IPCC Fourth Assessment Report: Climate Change 2007
Climate Change 2007: Working Group I: The Physical Science Basis Changes in the Meridional Overturning Circulation

It is possible that anthropogenic and natural forcing may have influenced the MOC in the Atlantic (see also Box 5.1). One possible oceanic consequence of climate change is a slowing down or even halting of the MOC. An estimate of the overturning circulation and associated heat transport based on a trans-Atlantic section along latitude 25°N indicates that the Atlantic MOC has slowed by about 30% over five samples taken between 1957 and 2004 (Bryden et al., 2005), although given the infrequent sampling and considerable variability it is not clear whether the trend estimate is robust (Box 5.1). Freshening of North East Atlantic Deep Water has been observed (Dickson et al., 2002; Curry et al., 2003; Figure 5.6) and has been interpreted as being consistent with an enhanced difference between precipitation and evaporation at high latitudes and a possible slowing down of the MOC. Wu et al. (2004) show that the observed freshening trend is well reproduced by an ensemble of HadCM3 simulations that includes both anthropogenic and natural forcings, but this freshening coincides with a strengthening rather than a weakening trend in the MOC. Therefore, this analysis is not consistent with an interpretation of the observed freshening trends in the North Atlantic as an early signal of a slowdown of the thermohaline circulation.
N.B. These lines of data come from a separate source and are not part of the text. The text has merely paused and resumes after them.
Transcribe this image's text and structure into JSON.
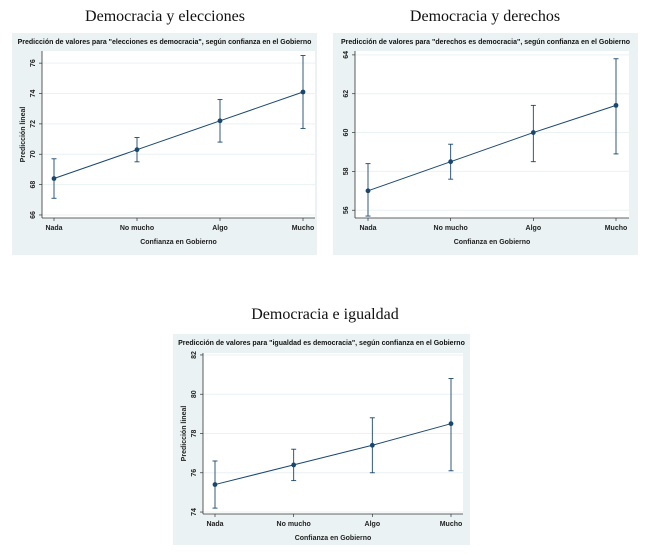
{
  "sections": [
    {
      "title": "Democracia y elecciones"
    },
    {
      "title": "Democracia y derechos"
    },
    {
      "title": "Democracia e igualdad"
    }
  ],
  "chart_data": [
    {
      "type": "line",
      "title": "Predicción de valores para \"elecciones es democracia\", según confianza en el Gobierno",
      "xlabel": "Confianza en Gobierno",
      "ylabel": "Predicción lineal",
      "categories": [
        "Nada",
        "No mucho",
        "Algo",
        "Mucho"
      ],
      "values": [
        68.4,
        70.3,
        72.2,
        74.1
      ],
      "ci_low": [
        67.1,
        69.5,
        70.8,
        71.7
      ],
      "ci_high": [
        69.7,
        71.1,
        73.6,
        76.5
      ],
      "yticks": [
        66,
        68,
        70,
        72,
        74,
        76
      ],
      "ylim": [
        65.8,
        76.8
      ],
      "colors": {
        "line": "#1a476f",
        "background": "#eaf2f3"
      }
    },
    {
      "type": "line",
      "title": "Predicción de valores para \"derechos es democracia\", según confianza en el Gobierno",
      "xlabel": "Confianza en Gobierno",
      "ylabel": "",
      "categories": [
        "Nada",
        "No mucho",
        "Algo",
        "Mucho"
      ],
      "values": [
        57.0,
        58.5,
        60.0,
        61.4
      ],
      "ci_low": [
        55.7,
        57.6,
        58.5,
        58.9
      ],
      "ci_high": [
        58.4,
        59.4,
        61.4,
        63.8
      ],
      "yticks": [
        56,
        58,
        60,
        62,
        64
      ],
      "ylim": [
        55.6,
        64.2
      ],
      "colors": {
        "line": "#1a476f",
        "background": "#eaf2f3"
      }
    },
    {
      "type": "line",
      "title": "Predicción de valores para \"igualdad es democracia\", según confianza en el Gobierno",
      "xlabel": "Confianza en Gobierno",
      "ylabel": "Predicción lineal",
      "categories": [
        "Nada",
        "No mucho",
        "Algo",
        "Mucho"
      ],
      "values": [
        75.4,
        76.4,
        77.4,
        78.5
      ],
      "ci_low": [
        74.2,
        75.6,
        76.0,
        76.1
      ],
      "ci_high": [
        76.6,
        77.2,
        78.8,
        80.8
      ],
      "yticks": [
        74,
        76,
        78,
        80,
        82
      ],
      "ylim": [
        73.9,
        82.1
      ],
      "colors": {
        "line": "#1a476f",
        "background": "#eaf2f3"
      }
    }
  ]
}
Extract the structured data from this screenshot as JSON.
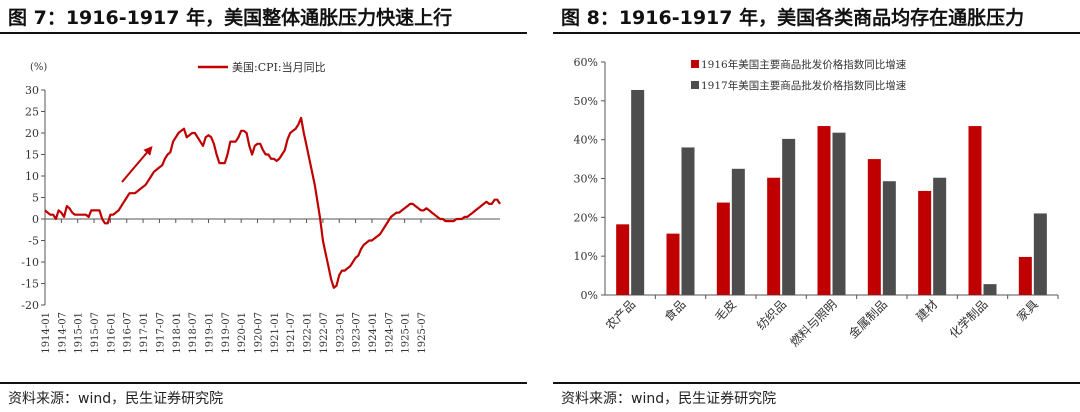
{
  "left": {
    "title": "图 7：1916-1917 年，美国整体通胀压力快速上行",
    "source": "资料来源：wind，民生证券研究院",
    "chart_data": {
      "type": "line",
      "unit_label": "(%)",
      "ylim": [
        -20,
        30
      ],
      "yticks": [
        -20,
        -15,
        -10,
        -5,
        0,
        5,
        10,
        15,
        20,
        25,
        30
      ],
      "x_tick_labels": [
        "1914-01",
        "1914-07",
        "1915-01",
        "1915-07",
        "1916-01",
        "1916-07",
        "1917-01",
        "1917-07",
        "1918-01",
        "1918-07",
        "1919-01",
        "1919-07",
        "1920-01",
        "1920-07",
        "1921-01",
        "1921-07",
        "1922-01",
        "1922-07",
        "1923-01",
        "1923-07",
        "1924-01",
        "1924-07",
        "1925-01",
        "1925-07"
      ],
      "start": "1914-01",
      "series": [
        {
          "name": "美国:CPI:当月同比",
          "color": "#c00000",
          "values": [
            2,
            1.5,
            1,
            1,
            0,
            2,
            1.5,
            0.5,
            3,
            2.5,
            1.5,
            1,
            1,
            1,
            1,
            1,
            0.5,
            2,
            2,
            2,
            2,
            0,
            -1,
            -1,
            1,
            1,
            1.5,
            2,
            3,
            4,
            5,
            6,
            6,
            6,
            6.5,
            7,
            7.5,
            8,
            9,
            10,
            11,
            11.5,
            12,
            12.5,
            14,
            15,
            15.5,
            18,
            19,
            20,
            20.5,
            21,
            19,
            19.5,
            20,
            20,
            19,
            18,
            17,
            19,
            19.5,
            19,
            17.5,
            15,
            13,
            13,
            13,
            15,
            18,
            18,
            18,
            19,
            20.5,
            20.5,
            20,
            17,
            15,
            17,
            17.5,
            17.5,
            16,
            15,
            15,
            14,
            14,
            13.5,
            14,
            15,
            16,
            18.5,
            20,
            20.5,
            21,
            22,
            23.5,
            20,
            17,
            14,
            11,
            8,
            4,
            0,
            -5,
            -8,
            -11,
            -14,
            -16,
            -15.5,
            -13,
            -12,
            -12,
            -11.5,
            -11,
            -10,
            -9,
            -8.5,
            -7,
            -6,
            -5.5,
            -5,
            -5,
            -4.5,
            -4,
            -3.5,
            -2.5,
            -1.5,
            -0.5,
            0.5,
            1,
            1.5,
            1.5,
            2,
            2.5,
            3,
            3.5,
            3.5,
            3,
            2.5,
            2,
            2,
            2.5,
            2,
            1.5,
            1,
            0.5,
            0,
            0,
            -0.5,
            -0.5,
            -0.5,
            -0.5,
            0,
            0,
            0,
            0.5,
            0.5,
            1,
            1.5,
            2,
            2.5,
            3,
            3.5,
            4,
            3.5,
            3.5,
            4.5,
            4.5,
            3.5
          ]
        }
      ],
      "grid": false,
      "legend": "top-center",
      "annotation": "upward-arrow"
    }
  },
  "right": {
    "title": "图 8：1916-1917 年，美国各类商品均存在通胀压力",
    "source": "资料来源：wind，民生证券研究院",
    "chart_data": {
      "type": "bar",
      "categories": [
        "农产品",
        "食品",
        "毛皮",
        "纺织品",
        "燃料与照明",
        "金属制品",
        "建材",
        "化学制品",
        "家具"
      ],
      "ylim": [
        0,
        60
      ],
      "yticks": [
        0,
        10,
        20,
        30,
        40,
        50,
        60
      ],
      "y_unit": "%",
      "series": [
        {
          "name": "1916年美国主要商品批发价格指数同比增速",
          "color": "#c00000",
          "values": [
            18.2,
            15.8,
            23.8,
            30.2,
            43.5,
            35.0,
            26.8,
            43.5,
            9.8
          ]
        },
        {
          "name": "1917年美国主要商品批发价格指数同比增速",
          "color": "#4d4d4d",
          "values": [
            52.8,
            38.0,
            32.5,
            40.2,
            41.8,
            29.3,
            30.2,
            2.8,
            21.0
          ]
        }
      ],
      "grid": false,
      "legend": "top-left"
    }
  }
}
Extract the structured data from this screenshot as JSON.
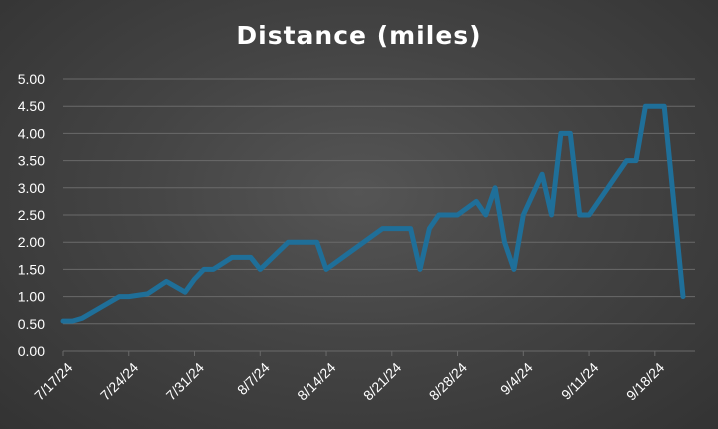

Dickson et al. (2002) propose a possible role for the Arctic in driving the observed freshening of the subpolar North Atlantic. Wu et al. (2005) show that observed increases in arctic river flow (Peterson et al., 2002) are well simulated by HadCM3 including anthropogenic and natural forcings and propose that this increase is anthropogenic, since it is not seen in HadCM3 simulations including just natural forcing factors. However, the relationship between this increased source of freshwater and freshening in the Labrador Sea is not clear in the HadCM3 simulations, since Wu et al. (2007) find that recent freshening in the Labrador Sea is simulated by the model when it is driven by natural rather than anthropogenic forcings. Importantly, freshening is also associated with decadal and multi-decadal variability, with links to the NAO (Box 5.1) and the AMO (Box 5.1; Vellinga and Wu, 2004; Knight et al., 2005).